The New York State Next Generation Mathematics Learning Standards reflect the mathematic standards of New York State. They are, “designed to support student access to the knowledge and understanding of the mathematical concepts that are necessary to function in a world very dependent upon the application of mathematics, while providing educators the opportunity to devise innovative programs to support this endeavor” (pp. 3).
Published by the New York State Department of Education, you can find the 2017 standards, here.
Another document focused specifically on the Grade 4 standards can be found here.
These standards were last revised in 2017.
For this particular review, students were asked to look at the overview for Grade 4 instruction. Essentially, the pedagogical focus of this section established focus around three areas:
- (1) Fluency with multi-digit multiplication and division.
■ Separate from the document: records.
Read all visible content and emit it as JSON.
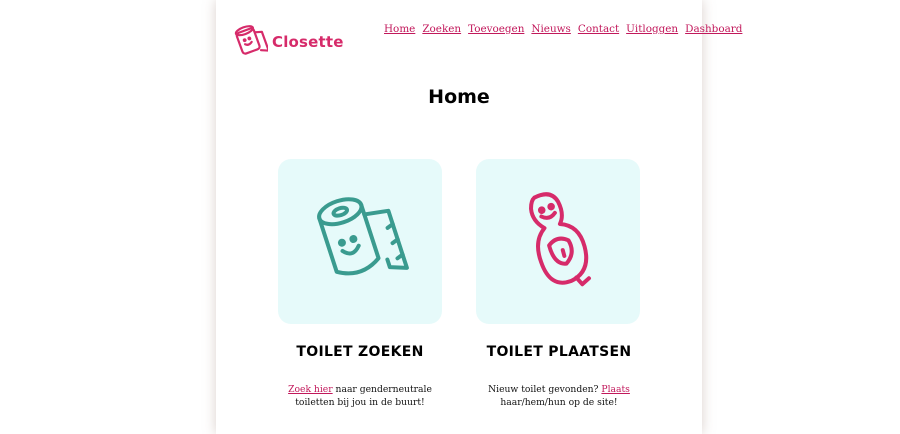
{
  "brand": {
    "name": "Closette",
    "logo_icon": "toilet-roll-icon",
    "color": "#d62b6a"
  },
  "nav": {
    "items": [
      {
        "label": "Home"
      },
      {
        "label": "Zoeken"
      },
      {
        "label": "Toevoegen"
      },
      {
        "label": "Nieuws"
      },
      {
        "label": "Contact"
      },
      {
        "label": "Uitloggen"
      },
      {
        "label": "Dashboard"
      }
    ],
    "link_color": "#c2185b"
  },
  "page": {
    "title": "Home"
  },
  "cards": [
    {
      "icon": "toilet-roll-icon",
      "icon_color": "#3a9b8f",
      "title": "TOILET ZOEKEN",
      "link_text": "Zoek hier",
      "text_after": " naar genderneutrale toiletten bij jou in de buurt!"
    },
    {
      "icon": "toilet-icon",
      "icon_color": "#d62b6a",
      "title": "TOILET PLAATSEN",
      "text_before": "Nieuw toilet gevonden? ",
      "link_text": "Plaats",
      "text_after": " haar/hem/hun op de site!"
    }
  ],
  "card_background": "#e6fafa"
}
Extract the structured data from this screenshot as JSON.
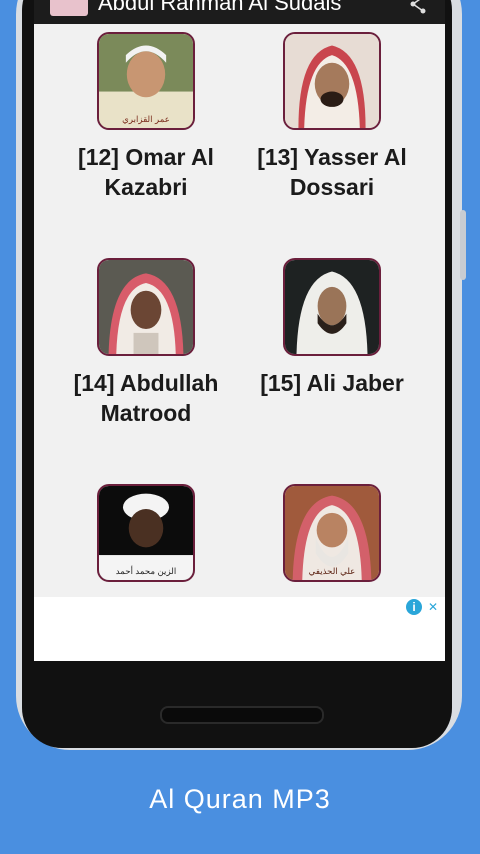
{
  "app_bar": {
    "title": "Abdul Rahman Al Sudais",
    "app_icon": "app-logo-icon",
    "share_icon": "share-icon"
  },
  "reciters": [
    {
      "label": "[12] Omar Al Kazabri",
      "photo_caption": "عمر القزابري"
    },
    {
      "label": "[13] Yasser Al Dossari",
      "photo_caption": ""
    },
    {
      "label": "[14] Abdullah Matrood",
      "photo_caption": ""
    },
    {
      "label": "[15] Ali Jaber",
      "photo_caption": ""
    },
    {
      "label": "",
      "photo_caption": "الزين محمد أحمد"
    },
    {
      "label": "",
      "photo_caption": "علي الحذيفي"
    }
  ],
  "ad": {
    "info_icon": "i",
    "close_icon": "✕"
  },
  "caption": "Al Quran MP3",
  "colors": {
    "background": "#4a8fe0",
    "thumb_border": "#6b1f3c",
    "ad_icon": "#2aa6d9"
  }
}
- (2) Familiarity with fraction arithmetic.
- (3) Understanding of geometric figures and properties such as angles, perpendicularity, and symmetry.
The standards provide detailed definitions that plainly lay out expectations of academic progress for students. Examples are clearly presented beside each entry of mathematical content.
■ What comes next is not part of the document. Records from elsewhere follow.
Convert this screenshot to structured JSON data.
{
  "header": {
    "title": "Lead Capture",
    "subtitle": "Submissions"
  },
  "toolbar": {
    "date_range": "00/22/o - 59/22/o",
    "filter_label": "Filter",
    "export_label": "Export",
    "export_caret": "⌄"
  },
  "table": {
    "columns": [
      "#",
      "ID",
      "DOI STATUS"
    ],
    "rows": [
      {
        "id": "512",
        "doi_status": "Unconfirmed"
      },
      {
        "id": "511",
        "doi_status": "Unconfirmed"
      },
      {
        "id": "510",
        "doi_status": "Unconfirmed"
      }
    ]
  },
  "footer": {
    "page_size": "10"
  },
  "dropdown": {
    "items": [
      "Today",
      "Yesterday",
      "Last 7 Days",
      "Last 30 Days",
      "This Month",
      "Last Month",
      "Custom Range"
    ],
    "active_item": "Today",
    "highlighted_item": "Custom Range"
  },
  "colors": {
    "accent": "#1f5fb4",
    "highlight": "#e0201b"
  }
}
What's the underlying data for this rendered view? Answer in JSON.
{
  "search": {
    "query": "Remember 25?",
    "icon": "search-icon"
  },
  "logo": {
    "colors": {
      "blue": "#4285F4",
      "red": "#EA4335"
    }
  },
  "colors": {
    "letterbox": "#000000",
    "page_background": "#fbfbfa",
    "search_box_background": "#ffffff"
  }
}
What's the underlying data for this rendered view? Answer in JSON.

The nature of standards to be exact and precise lends itself to being verbose. While this might be useful for identifying what an instructor needs to include when creating curriculum for the classroom, it’s takes a moment to grab the important information. Sections, like the one with a note on procedural fluency on page 59, are written in ways that make the purpose unclear. You might end up halfway through a paragraph before realizing it’s a redundant passage or is simply offering a lengthy ‘precise’ definition for a term that should have been defined earlier in the standard.
This, however, is something that academia suffers from and is not unique to this mathematics standard. The language used is complex and can definitely be simplified, often feeling like a form of ‘legalese’. This makes the writing less accessible to people who simply want to know what type of math needs to be taught to grade schoolers.
What are some example problems that students would have to solve for a particular mathematical concept?
Are some problems more suited than others for teaching the subject at hand? As an example, are visual exercises with models and diagrams easier for students learning fraction arithmetic over word problems? Are both types necessary? If so, does the final product need to anticipate including them?
In this particular case, the take away is that Grade 4 students are expected to engage with fractional math and deal with multiplication/division arithmetic. For the final product, an activity on the Sugar platform that engages students with fractional math exercises may be a great choice of focus.
A visual representation of fraction multiplication and division might be one direction for an educational game. Another learning activity might deal with geometric properties and concepts. When coming up with a final project proposal for the course, referencing these mathematical practices will be helpful, making the standard an invaluable resource for that purpose.